Enfin je sais que la pêche est dans de nombreux pays, et je pense en particulier aux pays du sud, une activité essentielle non seulement pour l'approvisionnement des populations en protéines animales de qualité mais aussi pour leur développement économique. C'est également autour de la pêche et dépendant d'elle que se sont structurées des communautés d'hommes et de femmes : Au Nord comme au Sud. Ce sont autant d'emplois qu'il faut maintenir mais auxquels il faut aussi assurer la meilleure qualification grâce à la formation professionnelle.
Certains d'entre vous savent qu'une grande réflexion est amorcée en Europe pour la rénovation de la politique commune de la pêche qui aura lieu en 2002.

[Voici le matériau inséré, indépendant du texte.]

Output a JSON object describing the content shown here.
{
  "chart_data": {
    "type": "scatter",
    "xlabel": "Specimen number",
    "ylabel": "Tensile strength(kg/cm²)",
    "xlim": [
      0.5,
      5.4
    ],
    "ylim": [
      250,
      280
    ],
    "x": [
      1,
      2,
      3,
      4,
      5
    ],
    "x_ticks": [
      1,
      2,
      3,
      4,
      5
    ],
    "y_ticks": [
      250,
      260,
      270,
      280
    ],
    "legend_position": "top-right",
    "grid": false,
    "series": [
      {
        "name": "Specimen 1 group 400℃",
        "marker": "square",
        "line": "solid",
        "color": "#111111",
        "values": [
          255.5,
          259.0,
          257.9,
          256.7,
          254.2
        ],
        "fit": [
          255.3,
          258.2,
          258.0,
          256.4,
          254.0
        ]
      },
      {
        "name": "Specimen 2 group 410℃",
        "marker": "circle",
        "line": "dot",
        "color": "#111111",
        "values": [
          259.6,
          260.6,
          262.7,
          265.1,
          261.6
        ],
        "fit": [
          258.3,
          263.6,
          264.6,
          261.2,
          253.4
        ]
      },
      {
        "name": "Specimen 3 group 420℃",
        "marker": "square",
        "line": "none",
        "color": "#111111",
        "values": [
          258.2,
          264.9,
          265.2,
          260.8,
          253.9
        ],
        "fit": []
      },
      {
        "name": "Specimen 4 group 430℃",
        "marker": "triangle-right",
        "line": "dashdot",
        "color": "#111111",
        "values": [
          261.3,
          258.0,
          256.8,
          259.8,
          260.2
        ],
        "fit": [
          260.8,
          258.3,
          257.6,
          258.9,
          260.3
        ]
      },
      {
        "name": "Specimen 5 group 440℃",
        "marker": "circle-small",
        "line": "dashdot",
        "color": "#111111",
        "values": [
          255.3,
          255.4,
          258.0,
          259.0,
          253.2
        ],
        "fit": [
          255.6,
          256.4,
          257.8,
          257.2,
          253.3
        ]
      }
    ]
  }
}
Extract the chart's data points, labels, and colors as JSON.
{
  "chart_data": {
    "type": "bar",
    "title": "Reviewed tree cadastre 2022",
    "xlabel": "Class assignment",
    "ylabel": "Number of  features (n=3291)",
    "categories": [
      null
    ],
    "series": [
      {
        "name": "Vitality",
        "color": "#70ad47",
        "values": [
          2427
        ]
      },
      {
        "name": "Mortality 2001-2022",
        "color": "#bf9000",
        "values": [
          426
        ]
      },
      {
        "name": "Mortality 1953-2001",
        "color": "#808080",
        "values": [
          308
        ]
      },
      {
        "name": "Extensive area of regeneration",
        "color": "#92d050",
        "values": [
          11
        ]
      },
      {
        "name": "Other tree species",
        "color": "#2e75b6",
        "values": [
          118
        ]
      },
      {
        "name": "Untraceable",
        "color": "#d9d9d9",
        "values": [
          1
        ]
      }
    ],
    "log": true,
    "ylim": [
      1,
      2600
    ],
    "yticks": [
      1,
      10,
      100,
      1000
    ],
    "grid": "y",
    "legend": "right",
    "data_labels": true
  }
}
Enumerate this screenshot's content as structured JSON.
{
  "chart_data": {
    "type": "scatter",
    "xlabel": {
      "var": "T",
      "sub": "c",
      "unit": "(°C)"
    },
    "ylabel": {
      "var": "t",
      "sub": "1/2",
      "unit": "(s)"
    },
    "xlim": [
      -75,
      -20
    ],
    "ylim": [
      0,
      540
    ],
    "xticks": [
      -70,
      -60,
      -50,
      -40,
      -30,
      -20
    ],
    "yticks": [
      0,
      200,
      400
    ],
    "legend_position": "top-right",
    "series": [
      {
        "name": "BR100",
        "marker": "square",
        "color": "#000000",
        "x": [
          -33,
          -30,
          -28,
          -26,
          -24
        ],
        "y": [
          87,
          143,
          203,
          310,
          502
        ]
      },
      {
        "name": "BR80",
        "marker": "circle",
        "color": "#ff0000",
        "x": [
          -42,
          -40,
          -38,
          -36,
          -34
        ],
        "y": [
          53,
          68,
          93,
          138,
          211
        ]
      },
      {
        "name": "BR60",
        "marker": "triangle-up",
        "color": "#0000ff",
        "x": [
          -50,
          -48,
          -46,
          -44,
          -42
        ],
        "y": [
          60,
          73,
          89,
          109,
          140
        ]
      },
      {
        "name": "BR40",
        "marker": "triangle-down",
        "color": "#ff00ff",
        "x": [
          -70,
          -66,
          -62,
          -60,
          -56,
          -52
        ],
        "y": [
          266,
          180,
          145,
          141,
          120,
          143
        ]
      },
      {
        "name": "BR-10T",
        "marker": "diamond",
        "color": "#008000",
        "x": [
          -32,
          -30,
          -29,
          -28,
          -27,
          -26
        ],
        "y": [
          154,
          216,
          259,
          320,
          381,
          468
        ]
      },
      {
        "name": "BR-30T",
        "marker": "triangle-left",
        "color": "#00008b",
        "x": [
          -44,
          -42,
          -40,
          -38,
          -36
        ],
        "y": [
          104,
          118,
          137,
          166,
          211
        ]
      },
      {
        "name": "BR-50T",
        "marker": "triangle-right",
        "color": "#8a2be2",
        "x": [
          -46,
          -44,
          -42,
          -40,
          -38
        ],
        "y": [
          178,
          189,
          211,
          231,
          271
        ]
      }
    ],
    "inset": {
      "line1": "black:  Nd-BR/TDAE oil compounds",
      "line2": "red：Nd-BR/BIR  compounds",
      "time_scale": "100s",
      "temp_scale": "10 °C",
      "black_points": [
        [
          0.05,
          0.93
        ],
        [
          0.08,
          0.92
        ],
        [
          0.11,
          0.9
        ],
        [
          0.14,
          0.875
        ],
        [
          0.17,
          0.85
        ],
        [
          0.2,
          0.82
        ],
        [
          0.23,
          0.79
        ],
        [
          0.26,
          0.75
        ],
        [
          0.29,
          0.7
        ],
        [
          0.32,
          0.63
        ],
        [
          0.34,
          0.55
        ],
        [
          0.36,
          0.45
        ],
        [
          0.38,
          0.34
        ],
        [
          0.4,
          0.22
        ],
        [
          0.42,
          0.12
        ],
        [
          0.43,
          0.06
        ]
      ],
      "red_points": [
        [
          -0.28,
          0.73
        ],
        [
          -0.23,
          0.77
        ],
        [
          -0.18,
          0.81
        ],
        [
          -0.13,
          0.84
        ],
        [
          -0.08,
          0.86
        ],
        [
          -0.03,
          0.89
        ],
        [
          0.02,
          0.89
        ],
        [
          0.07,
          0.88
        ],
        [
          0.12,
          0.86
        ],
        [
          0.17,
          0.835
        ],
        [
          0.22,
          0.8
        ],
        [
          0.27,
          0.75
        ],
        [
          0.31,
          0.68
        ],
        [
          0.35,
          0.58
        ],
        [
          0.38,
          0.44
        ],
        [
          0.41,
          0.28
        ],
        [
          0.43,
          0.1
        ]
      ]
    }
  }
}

La réflexion a déjà été entreprise côté français. Je n'ai pas l'intention de lancer ici un débat sur ce que seront les priorités de la France. Soyez sûrs, en tous les cas, que je m'attacherai à défendre une politique des pêches qui assure le bon équilibre entre l'indispensable gestion durable des ressources halieutiques et le non moins nécessaire maintien d'une activité de pêche vivante. Je suis persuadé qu'il faudra à l'avenir développer et promouvoir les multifonctionnalités de la pêche. A côté de sa fonction économique, qui doit demeurer prééminente, il conviendra de prendre plus en compte les dimensions environnementales dans le cadre d'une approche globale de la gestion de la ressource, la qualité des produits, les dimensions sociales et littorales de cette activité. La pêche artisanale me paraît tout à fait à même d'incarner cette synthèse.
Il me reste à vous souhaiter un plein succès pour ces journées de travail. Je suis bien certain que vos débats dégageront des perspectives utiles pour l'avenir de la pêche artisanale et permettront de resserrer encore les liens entre les marins pêcheurs que vous êtes tous.